Ähnliche Bräuche wie das Wassailing, wie z Mari Lwyd in Südwales, erstmals im frühen 19. Jahrhundert aufgenommen, fügte der Mischung Unfug hinzu. Ein Mann, der in einen Umhang gehüllt war, trug einen Pferdeschädel an einem Stock, wodurch eine furchterregende Kreatur entstand. Er ging mit Freunden von Tür zu Tür und führte mit den Hausbesitzern ein Ritual namens . durch pwnco, tauschte unhöfliche Reime aus. „Diese Rituale waren auch oft bedrohlich, wie es früher Süßes oder Saures war“, fügt Roud hinzu. “Und sie endeten immer damit, dass Geld gegeben wurde, bevor die Wassailer weggingen.”

Mari Lwyds wurden in den letzten Jahren bei Festivals in Chepstow und bei lokalen Feierlichkeiten in Newport und Llanwrtyd Wells wiederbelebt; Viele Wassailing-Traditionen spielen auch heute noch mit der unheimlichen Unterwelt der Folklore. In Eardisland wird uns gesagt, aus sicherer Entfernung zu schreien, um böse Geister loszuwerden. Das Gespenst von Covid ist nicht weit von diesen Beschwörungen entfernt. “Alle schreien, um dieses Ding zu verscheuchen!” Johnson brüllt.

Das jährliche Wassail auf der familiengeführten Apfelweinfarm Oldfields in Frith Common, Worcestershire.
Foto: Christopher Thomond/The Guardian

Neuere Seiten, wie z Blackthorn Border Morris, gegründet 2019, präsentieren eine dunklere, gotischere Erforschung der Folklore.
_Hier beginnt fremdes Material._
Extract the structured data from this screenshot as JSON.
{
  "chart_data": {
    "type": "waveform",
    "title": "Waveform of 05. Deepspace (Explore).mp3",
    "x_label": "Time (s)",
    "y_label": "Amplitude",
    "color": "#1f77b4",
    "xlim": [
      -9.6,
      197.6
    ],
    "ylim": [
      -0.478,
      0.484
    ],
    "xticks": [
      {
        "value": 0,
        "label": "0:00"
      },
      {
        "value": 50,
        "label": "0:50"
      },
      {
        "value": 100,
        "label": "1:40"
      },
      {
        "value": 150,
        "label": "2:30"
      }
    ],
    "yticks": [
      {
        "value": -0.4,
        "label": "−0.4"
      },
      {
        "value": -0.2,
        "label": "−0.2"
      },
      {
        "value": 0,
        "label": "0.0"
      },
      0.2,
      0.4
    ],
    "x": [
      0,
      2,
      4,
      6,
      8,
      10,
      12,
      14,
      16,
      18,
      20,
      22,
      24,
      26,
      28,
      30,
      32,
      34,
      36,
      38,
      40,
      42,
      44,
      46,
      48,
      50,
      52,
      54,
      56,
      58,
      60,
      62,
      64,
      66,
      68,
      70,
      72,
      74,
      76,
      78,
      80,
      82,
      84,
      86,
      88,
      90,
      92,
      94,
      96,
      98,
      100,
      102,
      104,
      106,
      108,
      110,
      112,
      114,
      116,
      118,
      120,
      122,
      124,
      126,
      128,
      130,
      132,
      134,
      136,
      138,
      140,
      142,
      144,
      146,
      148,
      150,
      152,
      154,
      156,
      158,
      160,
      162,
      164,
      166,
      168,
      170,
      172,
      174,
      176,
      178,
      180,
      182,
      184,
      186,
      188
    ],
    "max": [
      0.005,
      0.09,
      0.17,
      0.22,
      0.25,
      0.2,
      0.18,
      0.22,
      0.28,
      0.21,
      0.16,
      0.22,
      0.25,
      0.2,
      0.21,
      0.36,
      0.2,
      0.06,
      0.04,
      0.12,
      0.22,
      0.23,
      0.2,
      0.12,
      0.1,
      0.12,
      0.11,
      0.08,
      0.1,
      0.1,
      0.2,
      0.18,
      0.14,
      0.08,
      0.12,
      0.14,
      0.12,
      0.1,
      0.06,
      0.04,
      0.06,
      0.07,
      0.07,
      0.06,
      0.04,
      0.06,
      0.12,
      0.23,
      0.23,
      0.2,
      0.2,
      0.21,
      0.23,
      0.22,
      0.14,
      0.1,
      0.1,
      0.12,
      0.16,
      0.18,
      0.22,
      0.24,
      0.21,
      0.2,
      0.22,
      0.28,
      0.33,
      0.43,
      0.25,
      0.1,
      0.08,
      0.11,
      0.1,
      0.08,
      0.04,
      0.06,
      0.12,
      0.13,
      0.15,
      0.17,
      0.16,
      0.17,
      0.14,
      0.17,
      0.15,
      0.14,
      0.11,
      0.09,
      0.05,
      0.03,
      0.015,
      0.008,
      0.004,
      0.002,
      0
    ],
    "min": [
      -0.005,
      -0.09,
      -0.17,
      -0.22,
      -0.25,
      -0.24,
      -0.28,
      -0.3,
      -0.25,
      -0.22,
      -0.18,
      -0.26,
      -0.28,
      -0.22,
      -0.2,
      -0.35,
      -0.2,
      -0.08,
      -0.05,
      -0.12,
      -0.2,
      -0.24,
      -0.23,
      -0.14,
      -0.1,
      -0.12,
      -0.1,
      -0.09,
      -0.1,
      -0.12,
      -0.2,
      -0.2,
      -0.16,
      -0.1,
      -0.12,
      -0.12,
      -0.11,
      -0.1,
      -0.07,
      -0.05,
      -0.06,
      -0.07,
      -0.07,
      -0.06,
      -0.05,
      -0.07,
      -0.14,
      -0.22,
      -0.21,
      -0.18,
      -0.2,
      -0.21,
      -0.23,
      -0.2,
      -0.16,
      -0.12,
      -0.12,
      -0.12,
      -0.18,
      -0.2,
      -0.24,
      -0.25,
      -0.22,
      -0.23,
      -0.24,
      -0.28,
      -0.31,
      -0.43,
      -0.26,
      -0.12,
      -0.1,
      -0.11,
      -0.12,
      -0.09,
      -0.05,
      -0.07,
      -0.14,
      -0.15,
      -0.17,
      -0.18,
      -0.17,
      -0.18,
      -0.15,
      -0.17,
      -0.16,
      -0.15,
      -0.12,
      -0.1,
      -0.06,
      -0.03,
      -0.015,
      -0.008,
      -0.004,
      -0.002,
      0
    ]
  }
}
Nach Wilks Einschätzung sind sie „aufregend aggressiv … der Heavy Metal von Morris!“ Bestehend aus langjährigen Tänzern und Newcomern, die unter Charakternamen wie Raven und Death’s Head Hawkmoth auftreten, tanzen sie an lokalen heiligen Stätten an der walisischen Grenze, wie Hay Bluff und Arthur’s Stone.
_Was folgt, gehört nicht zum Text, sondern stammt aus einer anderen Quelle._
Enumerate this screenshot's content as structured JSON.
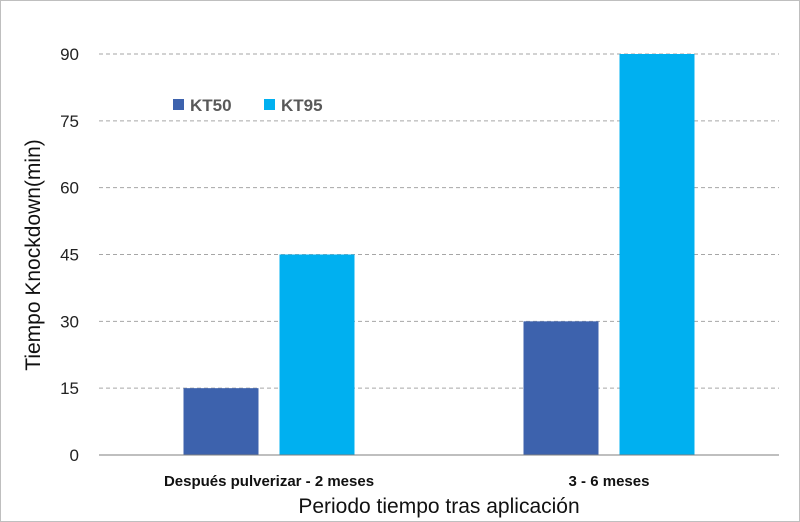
{
  "chart_data": {
    "type": "bar",
    "title": "",
    "xlabel": "Periodo tiempo tras aplicación",
    "ylabel": "Tiempo Knockdown(min)",
    "categories": [
      "Después pulverizar - 2 meses",
      "3 - 6 meses"
    ],
    "series": [
      {
        "name": "KT50",
        "values": [
          15,
          30
        ],
        "color": "#3d62ad"
      },
      {
        "name": "KT95",
        "values": [
          45,
          90
        ],
        "color": "#00b0f0"
      }
    ],
    "ylim": [
      0,
      90
    ],
    "yticks": [
      0,
      15,
      30,
      45,
      60,
      75,
      90
    ],
    "grid": "horizontal-dashed",
    "legend_position": "top-left"
  }
}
Das in Herefordshire geborene und aufgewachsene Mitglied Nyssa Ebert – AKA Blockflötistin und Sängerin Hare – kam Anfang 2020 dazu. Sie ist seit langem eine Wicca-Praktizierende, eine Welt, die sie „vor 20 Jahren als sehr unterirdisch beschreibt, aber jetzt ist sie sehr offen und akzeptierend und“ in den sozialen Medien präsentieren“. Auf diese Weise fand sie auch Blackthorn Border Morris und trat ihr bei.
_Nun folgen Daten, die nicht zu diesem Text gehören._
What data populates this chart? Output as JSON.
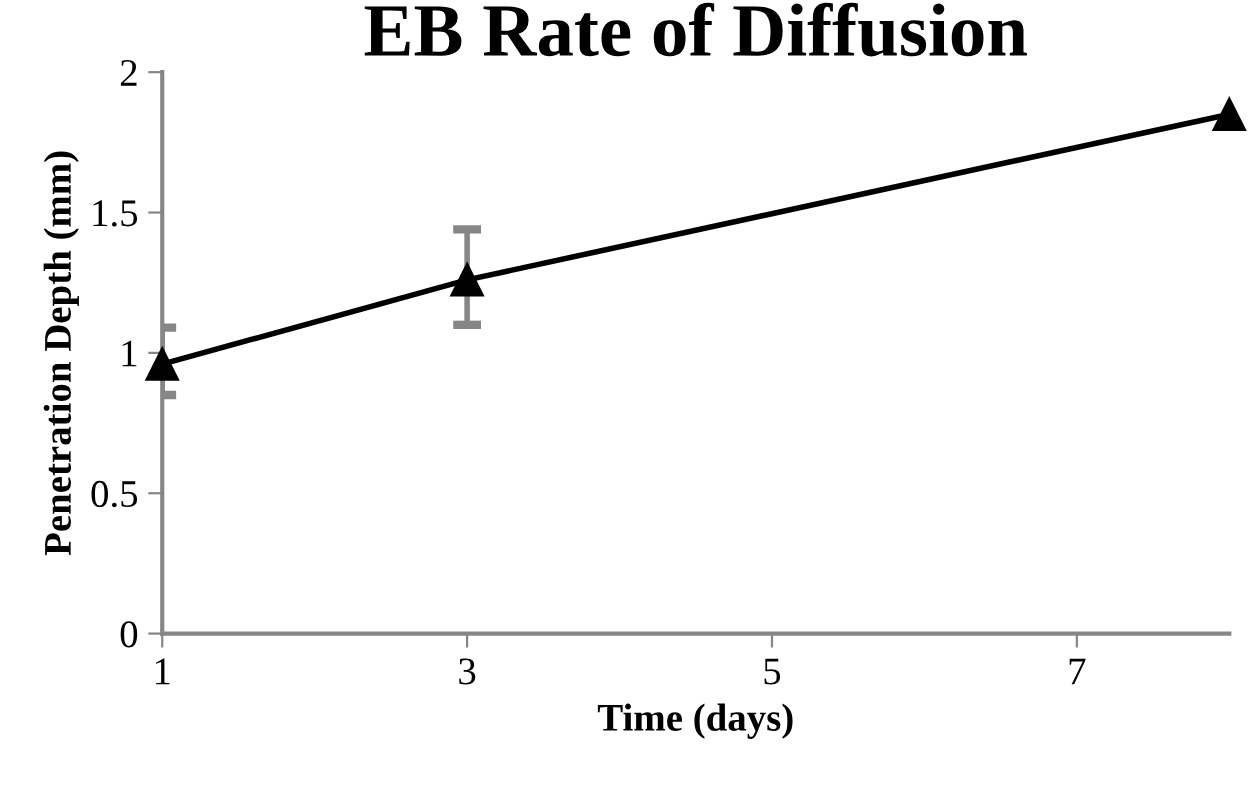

Aber sie behauptet nicht, dass Wassailing eine heidnische Aktivität ist. „Wir werden nie wissen, ob seine Wurzeln heidnisch oder christlich sind, aber ich denke, das spielt keine Rolle – für mich ist ein Wassail ein ultimativer Ausdruck von Volksmagie und der Idee des Segens in Ihre Gemeinschaft, für Familien und die Natur um dich herum.“ Sie fragt sich, ob Pandemie-Sperren diese Verbindung verstärkt haben, sagt sie und erklärt, warum sie jetzt gedeihen. „Plötzlich wurden wir letztes Jahr nicht von der Fahrt zur Arbeit oder dem Wahnsinn des Schullaufs überfallen. Wir sahen Schneeglöckchen aufsteigen und die Blüten des Weißdorns. Wir schauten uns wieder um und hatten Ehrfurcht und Respekt vor den Jahreszeiten.“

Bei dem Wassail ging es einst um die Flucht vor der strafenden Verarmung; Vielleicht geht es jetzt darum, dem Ansturm der Moderne zu entfliehen und wie sich Volkstraditionen als lebendige, atmende Dinge an unsere Welt anpassen. Es gehe auch darum, sagt Wilks, „über die Menschen, die vor uns gegangen sind, und über unsere Hoffnung für die Zukunft nachzudenken – und wie wir dies in den kältesten und dunkelsten Monaten ausdrücken“. Da das Licht in einem weiteren harten Winter länger wird, ist es schwer, Ihre Apfelweinschüssel nicht dazu zu heben.